SEC Provides Relief Related to MiFID II Research Payment Provisions

The SEC issued three no-action letters to enable market participants to comply with the research provisions of MiFID II while complying with the applicable requirements of U.S. securities laws. MiFID II is due to come into effect on January 3, 2018. The issues addressed by each letter arose because investment advisers subject to MiFID II (“MiFID Managers“) will be required to separate out payments for research from commissions they pay broker-dealers for execution services.

1. Relief for Broker-Dealers from Regulation as Investment Advisers. The Division of Investment Management issued a letter permitting broker-dealers to receive cash payments for research services from MiFID Managers without being subject to regulation as “investment advisers” under the Investment Advisers Act of 1940 (the “Advisers Act“). The relief is required, as such cash payments may constitute “special compensation” for advisory services that may cause a broker-dealer to fall outside the scope of the broker-dealer exclusion from the definition of “investment adviser” in Section 202(a)(11)(C) of the Advisers Act.

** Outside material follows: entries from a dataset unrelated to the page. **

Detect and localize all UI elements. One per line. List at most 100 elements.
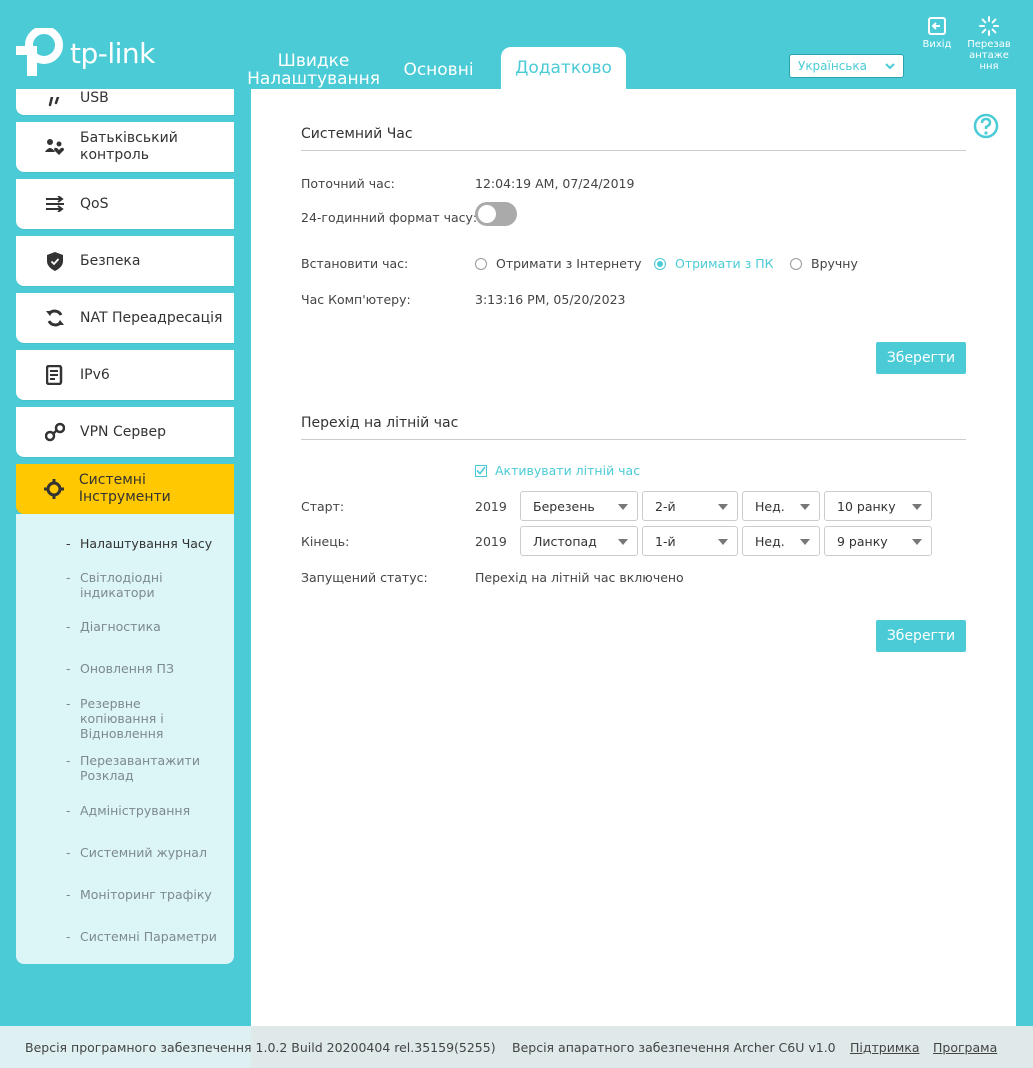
sidebar-item-nat[interactable]: NAT Переадресація xyxy=(16,293,234,343)
submenu-administration[interactable]: Адміністрування xyxy=(16,803,234,818)
dst-end-year: 2019 xyxy=(475,534,507,549)
submenu-traffic-monitor[interactable]: Моніторинг трафіку xyxy=(16,887,234,902)
chevron-down-icon xyxy=(885,59,895,73)
sidebar-item-label: Батьківський контроль xyxy=(80,130,178,163)
tp-link-logo: tp-link xyxy=(16,26,155,78)
checkmark-icon xyxy=(475,464,487,477)
top-tabs: Швидке Налаштування Основні Додатково xyxy=(247,47,626,89)
dst-start-week-select[interactable]: 2-й xyxy=(642,491,738,521)
sidebar-item-security[interactable]: Безпека xyxy=(16,236,234,286)
support-link[interactable]: Підтримка xyxy=(850,1040,920,1055)
logout-button[interactable]: Вихід xyxy=(920,16,954,50)
dst-title: Перехід на літній час xyxy=(301,415,459,431)
submenu-system-log[interactable]: Системний журнал xyxy=(16,845,234,860)
radio-manual[interactable]: Вручну xyxy=(790,256,858,271)
sidebar-item-ipv6[interactable]: IPv6 xyxy=(16,350,234,400)
dst-start-hour-select[interactable]: 10 ранку xyxy=(824,491,932,521)
sidebar-item-qos[interactable]: QoS xyxy=(16,179,234,229)
save-dst-button[interactable]: Зберегти xyxy=(876,620,966,652)
current-time-value: 12:04:19 AM, 07/24/2019 xyxy=(475,176,635,191)
submenu-time-settings[interactable]: Налаштування Часу xyxy=(16,536,234,551)
dst-start-month-select[interactable]: Березень xyxy=(520,491,638,521)
hardware-version: Версія апаратного забезпечення Archer C6… xyxy=(512,1040,836,1055)
main-panel: Системний Час Поточний час: 12:04:19 AM,… xyxy=(251,89,1016,1026)
radio-dot xyxy=(790,257,802,270)
format24-label: 24-годинний формат часу: xyxy=(301,210,478,225)
footer: Версія програмного забезпечення 1.0.2 Bu… xyxy=(0,1026,1033,1068)
tab-advanced[interactable]: Додатково xyxy=(501,47,626,89)
reboot-label: Перезавантаження xyxy=(967,39,1011,72)
current-time-label: Поточний час: xyxy=(301,176,395,191)
set-time-label: Встановити час: xyxy=(301,256,409,271)
sidebar-item-label: Системні Інструменти xyxy=(78,472,171,505)
radio-dot xyxy=(654,257,666,270)
divider xyxy=(301,150,966,151)
help-icon[interactable] xyxy=(973,113,999,143)
logo-text: tp-link xyxy=(70,36,155,70)
pc-time-value: 3:13:16 PM, 05/20/2023 xyxy=(475,292,626,307)
language-value: Українська xyxy=(798,59,867,73)
dst-end-day-select[interactable]: Нед. xyxy=(742,526,820,556)
radio-from-internet[interactable]: Отримати з Інтернету xyxy=(475,256,642,271)
sidebar: USB Батьківський контроль QoS Безпека NA… xyxy=(16,89,234,964)
dst-status-label: Запущений статус: xyxy=(301,570,428,585)
sidebar-item-label: IPv6 xyxy=(80,366,110,383)
app-link[interactable]: Програма xyxy=(933,1040,997,1055)
usb-icon xyxy=(44,97,66,107)
sidebar-item-system-tools[interactable]: Системні Інструменти xyxy=(16,464,234,514)
dst-enable-checkbox[interactable]: Активувати літній час xyxy=(475,463,640,478)
link-icon xyxy=(44,421,66,443)
dst-start-day-select[interactable]: Нед. xyxy=(742,491,820,521)
reboot-icon xyxy=(979,16,999,36)
dropdown-arrow-icon xyxy=(912,539,922,545)
reboot-button[interactable]: Перезавантаження xyxy=(965,16,1013,72)
family-icon xyxy=(44,136,66,158)
dropdown-arrow-icon xyxy=(800,539,810,545)
dst-end-week-select[interactable]: 1-й xyxy=(642,526,738,556)
radio-dot xyxy=(475,257,487,270)
system-time-title: Системний Час xyxy=(301,126,413,142)
dst-end-month-select[interactable]: Листопад xyxy=(520,526,638,556)
dropdown-arrow-icon xyxy=(912,504,922,510)
shield-icon xyxy=(44,250,66,272)
dropdown-arrow-icon xyxy=(618,539,628,545)
language-select[interactable]: Українська xyxy=(789,54,904,78)
submenu-firmware-update[interactable]: Оновлення ПЗ xyxy=(16,661,234,676)
sidebar-item-vpn[interactable]: VPN Сервер xyxy=(16,407,234,457)
sidebar-item-label: Безпека xyxy=(80,252,141,269)
system-tools-submenu: Налаштування Часу Світлодіодні індикатор… xyxy=(16,514,234,964)
pc-time-label: Час Комп'ютеру: xyxy=(301,292,411,307)
dst-end-hour-select[interactable]: 9 ранку xyxy=(824,526,932,556)
dst-end-label: Кінець: xyxy=(301,534,350,549)
dropdown-arrow-icon xyxy=(800,504,810,510)
submenu-system-parameters[interactable]: Системні Параметри xyxy=(16,929,234,944)
sidebar-item-parental-control[interactable]: Батьківський контроль xyxy=(16,122,234,172)
save-time-button[interactable]: Зберегти xyxy=(876,342,966,374)
tp-link-logo-icon xyxy=(16,26,66,78)
dst-start-year: 2019 xyxy=(475,499,507,514)
gear-icon xyxy=(44,478,65,500)
tab-basic[interactable]: Основні xyxy=(376,51,501,89)
dst-start-label: Старт: xyxy=(301,499,345,514)
logout-label: Вихід xyxy=(922,39,952,50)
ipv6-icon xyxy=(44,364,66,386)
dropdown-arrow-icon xyxy=(718,539,728,545)
qos-icon xyxy=(44,193,66,215)
tab-quick-setup[interactable]: Швидке Налаштування xyxy=(247,51,380,89)
submenu-backup-restore[interactable]: Резервне копіювання і Відновлення xyxy=(16,696,234,741)
divider xyxy=(301,439,966,440)
sidebar-item-label: VPN Сервер xyxy=(80,423,166,440)
radio-from-pc[interactable]: Отримати з ПК xyxy=(654,256,774,271)
firmware-version: Версія програмного забезпечення 1.0.2 Bu… xyxy=(25,1040,496,1055)
submenu-diagnostics[interactable]: Діагностика xyxy=(16,619,234,634)
format24-toggle[interactable] xyxy=(475,202,517,226)
sidebar-item-label: NAT Переадресація xyxy=(80,309,223,326)
dst-status-value: Перехід на літній час включено xyxy=(475,570,684,585)
sidebar-item-usb[interactable]: USB xyxy=(16,89,234,115)
submenu-reboot-schedule[interactable]: Перезавантажити Розклад xyxy=(16,753,234,783)
nat-forwarding-icon xyxy=(44,307,66,329)
submenu-led[interactable]: Світлодіодні індикатори xyxy=(16,570,234,600)
sidebar-item-label: QoS xyxy=(80,195,109,212)
logout-icon xyxy=(928,17,946,35)
dropdown-arrow-icon xyxy=(618,504,628,510)
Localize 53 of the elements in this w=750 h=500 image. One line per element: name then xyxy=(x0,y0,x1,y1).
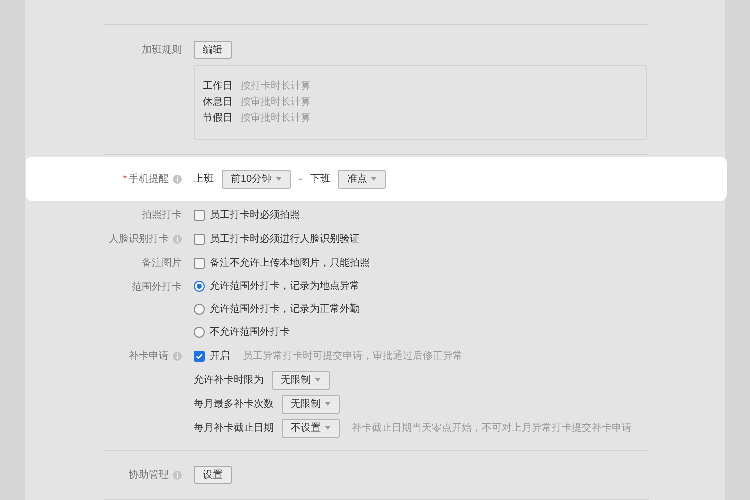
caret-icon xyxy=(325,402,331,406)
setting-label: 每月最多补卡次数 xyxy=(194,398,274,412)
radio-button[interactable] xyxy=(194,281,205,292)
field-label: 补卡申请 xyxy=(129,350,169,364)
checkbox[interactable] xyxy=(194,210,205,220)
dropdown[interactable]: 准点 xyxy=(338,170,386,188)
caret-icon xyxy=(276,177,282,181)
day-type: 工作日 xyxy=(203,80,233,94)
field-label: 拍照打卡 xyxy=(142,208,182,222)
radio-label: 允许范围外打卡，记录为正常外勤 xyxy=(210,302,360,317)
dropdown[interactable]: 无限制 xyxy=(272,370,330,390)
setting-label: 允许补卡时限为 xyxy=(194,374,264,388)
info-icon xyxy=(173,174,182,184)
field-label: 手机提醒 xyxy=(129,172,169,186)
radio-label: 不允许范围外打卡 xyxy=(210,326,290,340)
rule-text: 按打卡时长计算 xyxy=(241,80,311,94)
field-label: 备注图片 xyxy=(142,256,182,270)
day-type: 休息日 xyxy=(203,96,233,110)
radio-label: 允许范围外打卡，记录为地点异常 xyxy=(210,280,360,294)
checkbox[interactable] xyxy=(194,258,205,268)
checkbox[interactable] xyxy=(194,234,205,244)
required-mark: * xyxy=(123,172,127,186)
hint-text: 员工异常打卡时可提交申请，审批通过后修正异常 xyxy=(243,350,463,364)
checkbox-label: 员工打卡时必须进行人脸识别验证 xyxy=(210,232,360,246)
rule-text: 按审批时长计算 xyxy=(241,96,311,110)
radio-button[interactable] xyxy=(194,327,205,338)
time-label: 下班 xyxy=(310,172,330,186)
dropdown[interactable]: 不设置 xyxy=(282,418,340,438)
info-icon xyxy=(173,234,182,244)
action-button[interactable]: 设置 xyxy=(194,466,232,484)
checkbox-label: 备注不允许上传本地图片，只能拍照 xyxy=(210,256,370,270)
radio-button[interactable] xyxy=(194,304,205,315)
field-label: 加班规则 xyxy=(142,44,182,58)
time-label: 上班 xyxy=(194,172,214,186)
checkbox[interactable] xyxy=(194,350,205,362)
caret-icon xyxy=(325,426,331,430)
field-label: 范围外打卡 xyxy=(132,280,182,294)
caret-icon xyxy=(371,177,378,181)
hint-text: 补卡截止日期当天零点开始，不可对上月异常打卡提交补卡申请 xyxy=(352,422,632,436)
info-icon xyxy=(173,352,182,360)
checkbox-label: 开启 xyxy=(210,350,230,364)
info-icon xyxy=(173,470,182,480)
field-label: 人脸识别打卡 xyxy=(109,232,169,246)
rule-text: 按审批时长计算 xyxy=(241,112,311,126)
dropdown[interactable]: 前10分钟 xyxy=(222,170,292,188)
time-label: - xyxy=(299,172,302,186)
action-button[interactable]: 编辑 xyxy=(194,41,232,59)
checkbox-label: 员工打卡时必须拍照 xyxy=(210,208,300,222)
field-label: 协助管理 xyxy=(129,468,169,482)
setting-label: 每月补卡截止日期 xyxy=(194,422,274,436)
dropdown[interactable]: 无限制 xyxy=(282,394,340,414)
day-type: 节假日 xyxy=(203,112,233,126)
caret-icon xyxy=(315,378,321,382)
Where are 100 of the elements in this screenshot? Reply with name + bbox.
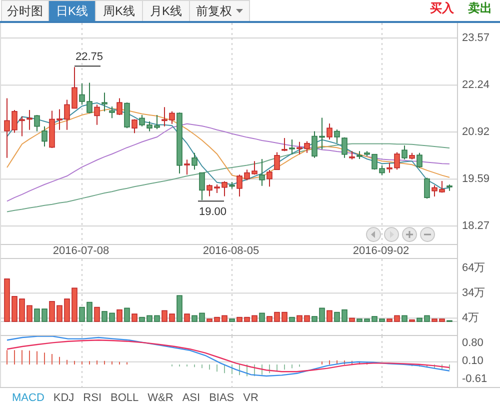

The relief applies both where a MiFID Manager pays for research from its own account, and from a separate MiFID-qualifying “research payment account” (an “RPA“), which is an account funded with client money for the purpose of paying for research. Further, the relief extends to payments by non-EU managers that are contractually required to comply with the research payment provisions of MiFID II (e.g., a non-EU sub-adviser appointed by a MiFID Manager). The Division granted the relief for 30 months from the implementation of MiFID II.

2. Aggregation of Orders by Investment Advisers. The Division of Investment Management issued a second letter permitting investment advisers to aggregate client orders if clients pay the same pro rata share of execution costs, even if they pay different amounts for research. Under prior guidance, the SEC permitted investment advisers to aggregate client orders where clients shared all transaction costs (which could include research costs) on a pro rata basis. As MiFID II will result in different clients paying different sums for research, the SEC relief limits the cost-sharing requirement to execution costs. The letter requires investment advisers to implement specified policies and procedures to ensure that they otherwise aggregate (and subsequently allocate) client orders fairly.

3. Reliance on Section 28(e) Safe Harbor by Advisers Making Cash Payments for Research with Client Funds. Section 28(e) of the Exchange Act establishes a safe harbor that permits investment advisers to use client funds to purchase “brokerage and research services” for their managed accounts without breaching their fiduciary duties to clients. The Division of Trading and Markets issued a letter to permit a MiFID Manager to use client funds to make payments for research through a client-funded RPA in reliance on Section 28(e). The relief was requested because Section 28(e) arrangements typically contemplate that an investment adviser will make a single “bundled” commission payment to a broker-dealer to cover both execution and research services. Under MiFID II, a MiFID Manager will be required to make separate payments for execution and research services, and retain control of any RPA account used to make payments for research services with client money. The letter acknowledges that, notwithstanding these different payment mechanics, a MiFID Manager should be permitted to rely on Section 28(e) provided the executing broker-dealer is contractually obligated to pay for research through use of an RPA, and the arrangement otherwise meets the requirements of Section 28(e).

While SEC Chair Jay Clayton said that the relief represents a “measured approach” that allows U.S. market participants to comply with MiFID II without significantly changing the U.S. regulatory approach, Commissioner Kara Stein argued that the relief merely “kicks the can down the road” without addressing key policy questions regarding the U.S. approach to the transparency of fees relating to research and trading.

Lofchie Comment: Notwithstanding Commissioner Stein’s comment as to kicking the can down the road, kudos to Chair Clayton for adopting a fairly long-term no-action letter that gives both regulators and market participants an opportunity to see what the effects of the MIFID rule changes might be, whether the U.S. rules should be changed, and, if so, what those rule changes should be. It is a waste of Commission and industry resources to adopt short-term no-action letters that must be continually renewed. While thirty months may seem a long time, the reality is that the SEC still has significant Dodd-Frank rulemaking on its plate, as well as numerous other issues that are also pressing, such as market structure and corporate disclosure.

Further, it should be pointed out that the SEC issued the no-action letters because the Europeans have adopted regulations that are inconsistent with the U.S. Securities Exchange Act. While Commissioner Stein is right in asserting that Section 28(e) of the Securities Exchange Act may not be good public policy, there are very good arguments to be made that it is; i.e., that the Section encourages the production of investment research. This is the determination that Congress made when it adopted the statutory provision. If the determination seems no longer correct, then, at least insofar as U.S. market participants are concerned, it is the U.S. Congress that should reverse the determination, not the Europeans.